What it tests: Can you get a model into production and keep it running? Do you understand the deployment lifecycle?

Track	Manifestation
☁️ Cloud	Kubernetes autoscaling, A/B rollout, canary deploys, cold start optimization, model registries
🤖 Edge	OTA updates, A/B partitioned firmware, functional safety certification, rollback mechanisms
📱 Mobile	App store delivery, on-demand model download, tiered models by device capability, model versioning
🔬 TinyML	Flash programming, FOTA (firmware over-the-air), model fits in flash, bootloader constraints

Textbook grounding: ML Operations, Model Serving, Fleet Orchestration, Edge Intelligence

9. Monitoring & Reliability

What it tests: Can you detect when a system is failing silently?
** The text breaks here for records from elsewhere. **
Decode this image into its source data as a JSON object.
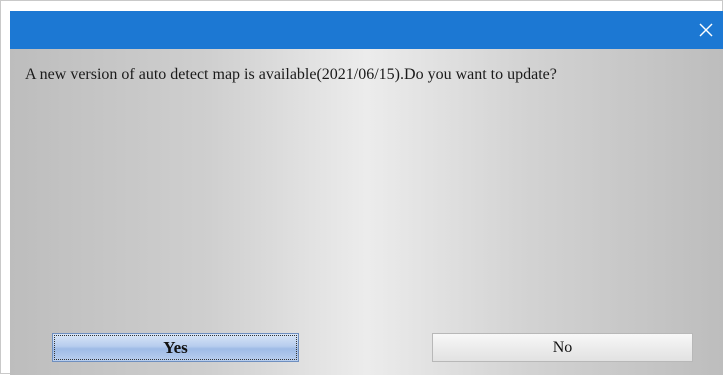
{
  "dialog": {
    "message": "A new version of auto detect map is available(2021/06/15).Do you want to update?",
    "close_icon": "close-icon",
    "buttons": {
      "yes_label": "Yes",
      "no_label": "No"
    }
  },
  "colors": {
    "titlebar": "#1c78d3",
    "background_gradient": [
      "#bdbdbd",
      "#ececec",
      "#bdbdbd"
    ],
    "yes_button": "#b7cdee"
  }
}
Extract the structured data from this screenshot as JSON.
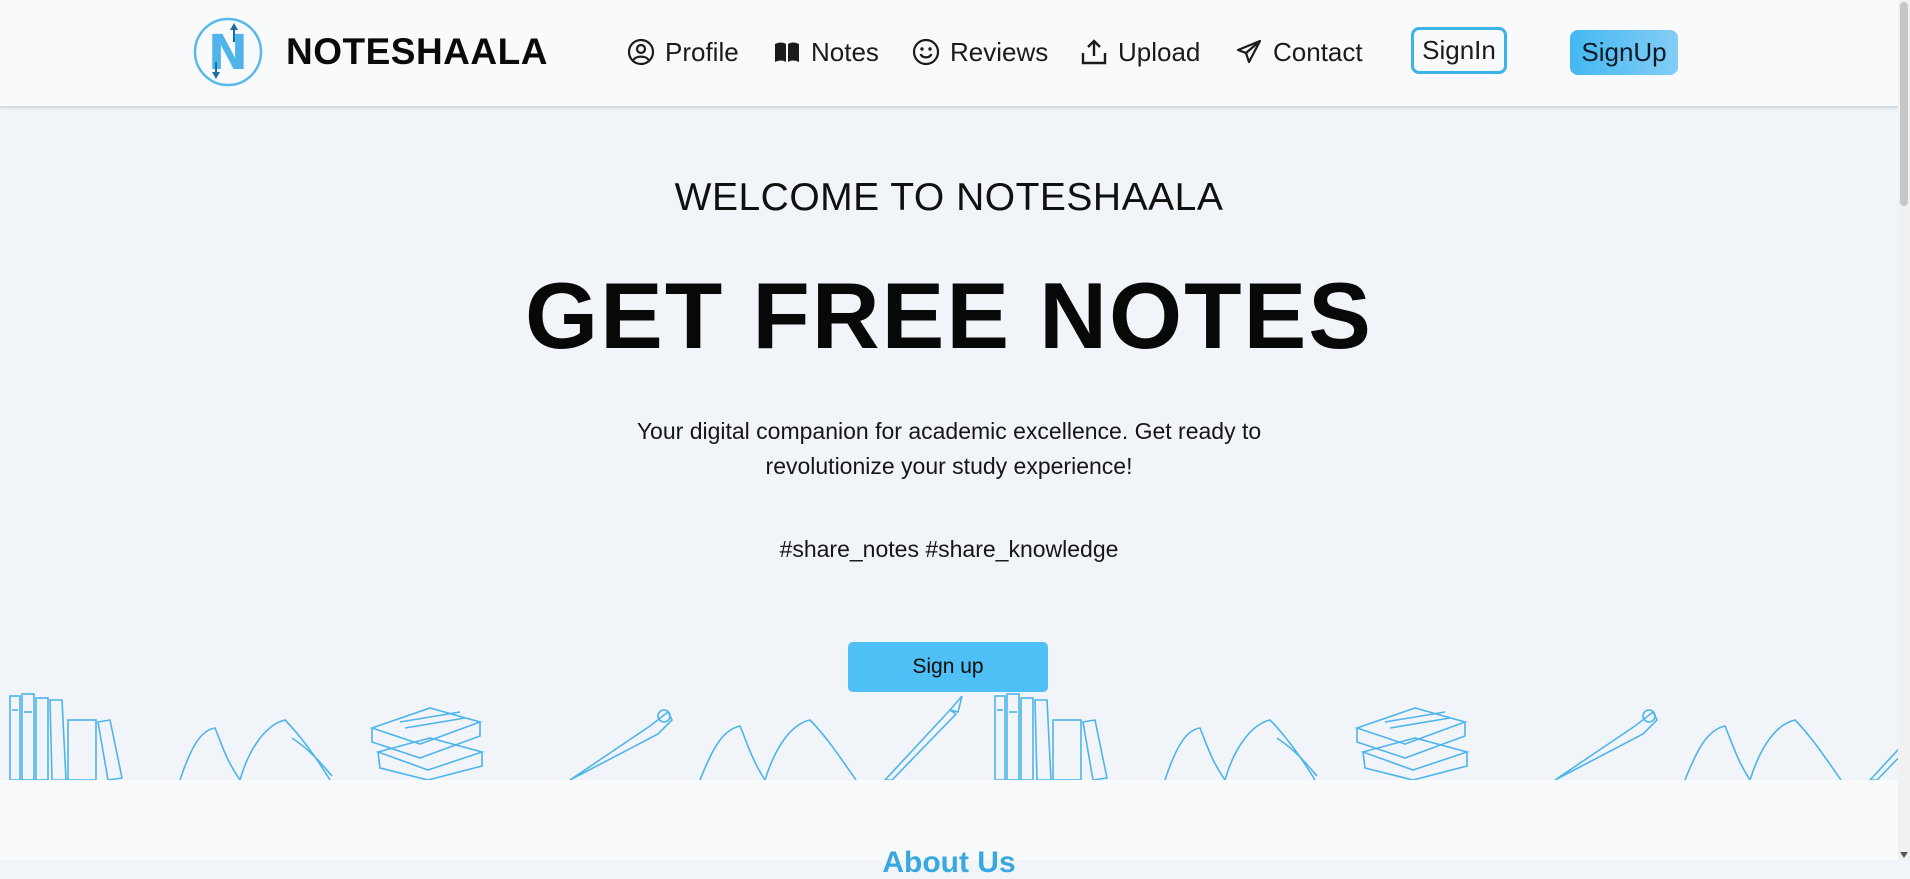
{
  "brand": {
    "name": "NOTESHAALA",
    "logo_letter": "N"
  },
  "nav": {
    "items": [
      {
        "label": "Profile",
        "icon": "user-circle-icon"
      },
      {
        "label": "Notes",
        "icon": "open-book-icon"
      },
      {
        "label": "Reviews",
        "icon": "smiley-icon"
      },
      {
        "label": "Upload",
        "icon": "upload-icon"
      },
      {
        "label": "Contact",
        "icon": "paper-plane-icon"
      }
    ],
    "signin_label": "SignIn",
    "signup_label": "SignUp"
  },
  "hero": {
    "welcome": "WELCOME TO NOTESHAALA",
    "headline": "GET FREE NOTES",
    "tagline": "Your digital companion for academic excellence. Get ready to revolutionize your study experience!",
    "hashtags": "#share_notes #share_knowledge",
    "cta_label": "Sign up"
  },
  "about": {
    "heading": "About Us"
  },
  "colors": {
    "accent": "#4fc0f5",
    "accent_dark": "#3bb2e8",
    "background": "#f1f5f9",
    "header_bg": "#f8fafc"
  }
}
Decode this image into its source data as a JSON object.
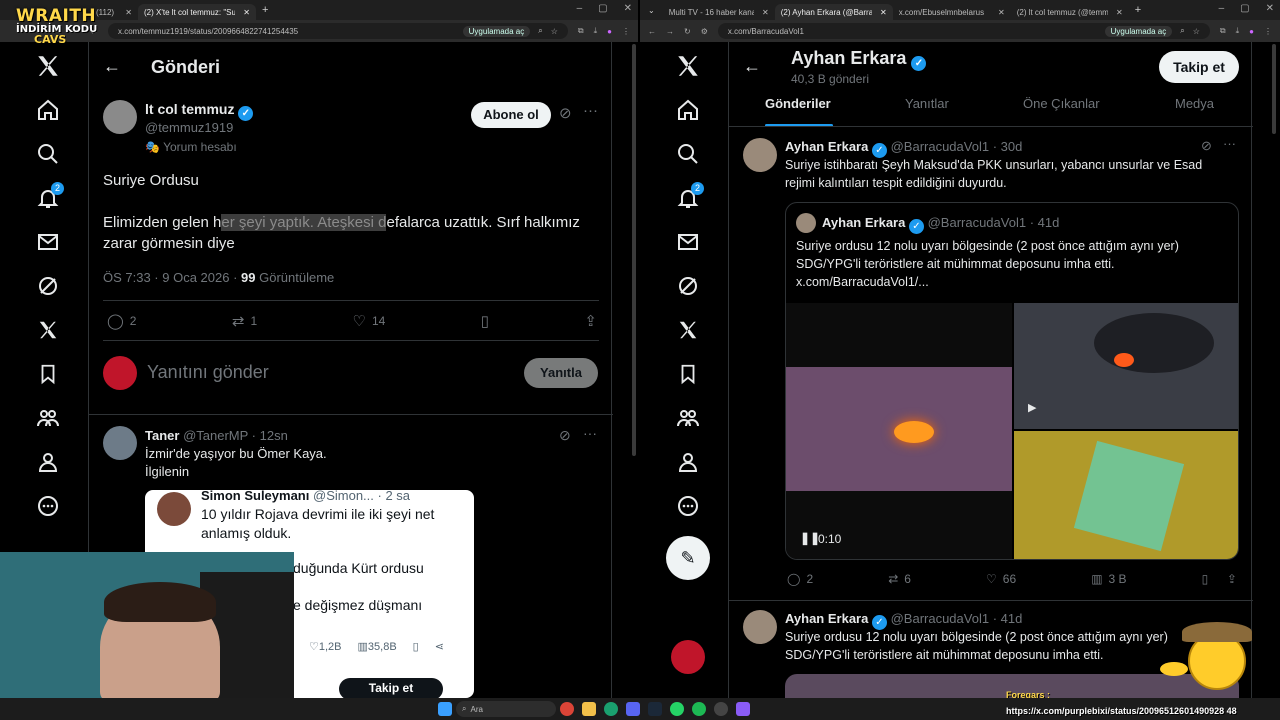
{
  "overlay": {
    "brand": "WRAITH",
    "promo_line1": "İNDİRİM KODU",
    "promo_line2": "CAVS",
    "foregars_label": "Foregars :",
    "foregars_url": "https://x.com/purplebixi/status/20096512601490928 48"
  },
  "left_browser": {
    "tabs": [
      {
        "label": "(112)",
        "active": false
      },
      {
        "label": "(2) X'te lt col temmuz: \"Suriye O",
        "active": true
      }
    ],
    "url": "x.com/temmuz1919/status/2009664822741254435",
    "open_in_app": "Uygulamada aç"
  },
  "right_browser": {
    "tabs": [
      {
        "label": "Multi TV - 16 haber kanalını ay",
        "active": false
      },
      {
        "label": "(2) Ayhan Erkara (@BarracudaV",
        "active": true
      },
      {
        "label": "x.com/Ebuselmnbelarus",
        "active": false
      },
      {
        "label": "(2) lt col temmuz (@temmuz19",
        "active": false
      }
    ],
    "url": "x.com/BarracudaVol1",
    "open_in_app": "Uygulamada aç"
  },
  "nav_icons": [
    "x-logo-icon",
    "home-icon",
    "search-icon",
    "notifications-icon",
    "messages-icon",
    "grok-icon",
    "premium-x-icon",
    "bookmarks-icon",
    "communities-icon",
    "profile-icon",
    "more-icon"
  ],
  "notification_count": "2",
  "left_page": {
    "header_title": "Gönderi",
    "post": {
      "author_name": "lt col temmuz",
      "handle": "@temmuz1919",
      "account_tag": "Yorum hesabı",
      "subscribe_label": "Abone ol",
      "text_line1": "Suriye Ordusu",
      "text_line2_before": "Elimizden gelen h",
      "text_line2_highlight": "er şeyi yaptık. Ateşkesi d",
      "text_line2_after": "efalarca uzattık. Sırf halkımız",
      "text_line3": "zarar görmesin diye",
      "time": "ÖS 7:33 · 9 Oca 2026 · ",
      "views_count": "99",
      "views_label": " Görüntüleme",
      "replies": "2",
      "reposts": "1",
      "likes": "14"
    },
    "reply_box": {
      "placeholder": "Yanıtını gönder",
      "button": "Yanıtla"
    },
    "reply": {
      "author_name": "Taner",
      "handle": "@TanerMP",
      "time": "· 12sn",
      "text_line1": "İzmir'de yaşıyor bu Ömer Kaya.",
      "text_line2": "İlgilenin"
    },
    "embedded_card": {
      "author_name": "Simon Suleymanı",
      "handle": "@Simon...",
      "time": "· 2 sa",
      "text_line1": "10 yıldır Rojava devrimi ile iki şeyi net",
      "text_line2": "anlamış olduk.",
      "text_line3": "duğunda Kürt ordusu",
      "text_line4": "e değişmez düşmanı",
      "likes": "1,2B",
      "views": "35,8B",
      "follow_label": "Takip et"
    }
  },
  "right_page": {
    "profile_name": "Ayhan Erkara",
    "post_count": "40,3 B gönderi",
    "follow_label": "Takip et",
    "tabs": [
      "Gönderiler",
      "Yanıtlar",
      "Öne Çıkanlar",
      "Medya"
    ],
    "post1": {
      "author_name": "Ayhan Erkara",
      "handle": "@BarracudaVol1",
      "time": "· 30d",
      "text_line1": "Suriye istihbaratı Şeyh Maksud'da PKK unsurları, yabancı unsurlar ve Esad",
      "text_line2": "rejimi kalıntıları tespit edildiğini duyurdu.",
      "quote": {
        "author_name": "Ayhan Erkara",
        "handle": "@BarracudaVol1",
        "time": "· 41d",
        "text_line1": "Suriye ordusu 12 nolu uyarı bölgesinde (2 post önce attığım aynı yer)",
        "text_line2": "SDG/YPG'li teröristlere ait mühimmat deposunu imha etti.",
        "text_line3": "x.com/BarracudaVol1/...",
        "video_time": "0:10"
      },
      "replies": "2",
      "reposts": "6",
      "likes": "66",
      "views": "3 B"
    },
    "post2": {
      "author_name": "Ayhan Erkara",
      "handle": "@BarracudaVol1",
      "time": "· 41d",
      "text_line1": "Suriye ordusu 12 nolu uyarı bölgesinde (2 post önce attığım aynı yer)",
      "text_line2": "SDG/YPG'li teröristlere ait mühimmat deposunu imha etti."
    }
  },
  "taskbar": {
    "search_placeholder": "Ara"
  },
  "colors": {
    "accent": "#1d9bf0",
    "background": "#000000",
    "text": "#e7e9ea",
    "muted": "#71767b"
  }
}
Can you design for graceful degradation?

Track	Manifestation
☁️ Cloud	Data drift detection (KL divergence, PSI), training-serving skew, MTBF/MTTR, straggler detection
🤖 Edge	Degradation ladders, fail-safe vs fail-operational, sensor fusion validation, watchdog timers
📱 Mobile	Crash reporting, silent accuracy loss, federated analytics, thermal state monitoring
🔬 TinyML	Watchdog timers, hard real-time guarantees, self-test routines, anomaly detection on-device

Textbook grounding: ML Operations, Fault Tolerance, Robust AI, Operations at Scale

10. Security, Privacy & Fairness

What it tests: Can you reason about trust boundaries, data protection, and societal impact?

Track	Manifestation
☁️ Cloud	Prompt injection, DP-SGD, membership inference, model theft, bias amplification, subgroup evaluation
🤖 Edge	Physical tampering, adversarial patches, safety certification (ISO 26262), supply chain integrity
📱 Mobile	On-device differential privacy, federated learning, user data isolation, app sandboxing
🔬 TinyML	Side-channel attacks, model extraction from flash, physical access threats, resource-constrained crypto

Textbook grounding: Security & Privacy, Responsible Engineering, Robust AI

Coverage Matrix — Current State

This matrix shows the coverage for each competency × track. Following the March 2026 expansion, all tracks have been fully fleshed out with 150+ questions each.

☁️ Cloud Track (217 questions)

✅ Status: Fully fleshed out across 6 rounds + visual debugging.

🤖 Edge Track (189 questions)

✅ Status: Fully fleshed out across 5 rounds.

📱 Mobile Track (174 questions)

✅ Status: Fully fleshed out across 5 rounds.

🔬 TinyML Track (168 questions)

✅ Status: Fully fleshed out across 5 rounds.